Esa omnipresencia de la imagen en la sociedad sigue patente en el siguiente estadio de la muestra, que aborda el reflejo en el arte de la violencia que vivió la década: asesinatos políticos, represión de protestas y la ominosa guerra de Vietnam, todo contemplado desde el sofá a través de la pantalla catódica. Como los surrealistas históricos, algunos de los artistas representados aquí se alistan en las luchas de su tiempo, mientras que otros manipulan los materiales que les proporciona la sociedad de la comunicación para lanzar sus denuncias.
‘Dibujo del sol’, 1967. Ching Ho Cheng. Rotulador sobre papel
El collage y el ensamblaje de objetos encontrados fue una técnica básica de los primeros surrealistas que sus seguidores sesenteros no desdeñaron, con el añadido de las asociaciones culturales que aportaban los nuevos materiales tecnológicos, y también están presentes en Sixties surreal.

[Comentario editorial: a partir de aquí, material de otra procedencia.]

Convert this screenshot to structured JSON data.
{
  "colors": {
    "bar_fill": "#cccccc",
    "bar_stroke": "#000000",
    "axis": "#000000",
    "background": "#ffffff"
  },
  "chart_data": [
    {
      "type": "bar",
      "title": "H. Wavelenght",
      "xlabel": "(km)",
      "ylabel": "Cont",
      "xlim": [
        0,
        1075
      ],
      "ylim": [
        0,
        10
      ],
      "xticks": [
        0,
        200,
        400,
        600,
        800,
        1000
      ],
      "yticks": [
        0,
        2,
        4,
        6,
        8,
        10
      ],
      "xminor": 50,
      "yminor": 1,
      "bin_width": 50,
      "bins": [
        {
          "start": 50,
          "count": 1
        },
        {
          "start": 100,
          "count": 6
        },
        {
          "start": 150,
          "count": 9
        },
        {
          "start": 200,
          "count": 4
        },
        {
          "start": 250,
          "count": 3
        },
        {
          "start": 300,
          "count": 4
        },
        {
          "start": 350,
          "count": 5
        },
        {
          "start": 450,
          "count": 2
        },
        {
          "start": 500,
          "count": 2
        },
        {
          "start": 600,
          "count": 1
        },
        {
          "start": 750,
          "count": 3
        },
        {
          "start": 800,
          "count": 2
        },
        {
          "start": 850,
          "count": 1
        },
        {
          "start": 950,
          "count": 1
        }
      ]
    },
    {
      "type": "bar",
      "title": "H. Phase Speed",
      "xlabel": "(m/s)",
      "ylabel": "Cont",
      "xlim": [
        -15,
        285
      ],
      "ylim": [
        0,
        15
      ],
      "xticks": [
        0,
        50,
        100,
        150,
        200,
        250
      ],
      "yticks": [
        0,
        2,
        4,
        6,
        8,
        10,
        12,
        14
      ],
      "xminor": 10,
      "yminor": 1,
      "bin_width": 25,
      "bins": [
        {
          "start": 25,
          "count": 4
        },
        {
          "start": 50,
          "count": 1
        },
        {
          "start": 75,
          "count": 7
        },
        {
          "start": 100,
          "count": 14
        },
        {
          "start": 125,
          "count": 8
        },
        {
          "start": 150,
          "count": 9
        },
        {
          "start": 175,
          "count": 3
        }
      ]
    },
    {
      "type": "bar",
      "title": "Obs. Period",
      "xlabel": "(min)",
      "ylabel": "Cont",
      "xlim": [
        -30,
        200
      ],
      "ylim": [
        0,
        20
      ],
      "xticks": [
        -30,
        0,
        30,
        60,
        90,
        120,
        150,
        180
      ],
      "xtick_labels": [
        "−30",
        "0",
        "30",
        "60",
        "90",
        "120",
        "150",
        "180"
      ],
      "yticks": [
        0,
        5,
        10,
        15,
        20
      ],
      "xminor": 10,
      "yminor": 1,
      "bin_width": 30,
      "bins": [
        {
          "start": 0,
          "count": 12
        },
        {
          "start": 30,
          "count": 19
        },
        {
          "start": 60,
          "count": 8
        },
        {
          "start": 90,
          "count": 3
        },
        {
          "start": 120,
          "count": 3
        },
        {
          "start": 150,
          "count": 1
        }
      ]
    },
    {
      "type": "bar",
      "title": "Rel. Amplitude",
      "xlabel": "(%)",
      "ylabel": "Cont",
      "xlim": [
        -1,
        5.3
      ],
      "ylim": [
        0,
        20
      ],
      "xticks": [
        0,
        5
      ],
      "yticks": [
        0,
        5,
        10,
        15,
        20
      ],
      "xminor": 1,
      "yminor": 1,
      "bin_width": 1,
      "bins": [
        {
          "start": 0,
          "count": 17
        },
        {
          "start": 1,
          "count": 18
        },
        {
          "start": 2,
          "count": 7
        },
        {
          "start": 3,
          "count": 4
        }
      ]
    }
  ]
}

El recorrido se cierra con dos de las grandes revoluciones que se iniciaron en el momento: la feminista y la de las creencias: si en la penúltima estación se expresa la gran ruptura que se estaba gestando, el movimiento de liberación de la mujer que estallaría a principios de los setenta, con obras en las que las protofeministas expresan su dolor y frustración ante situaciones que perciben como agresiones, la última se mueve entre la denuncia de las religiones establecidas, la búsqueda de una espiritualidad alternativa —mediante meditación, drogas y otros atajos— y la reivindicación de rituales ancestrales erradicados por la colonización.
Sixties surreal se ha gestado durante treinta años —como explica el director de la institución en el vídeo de presentación— y estará abierta hasta el 19 de enero.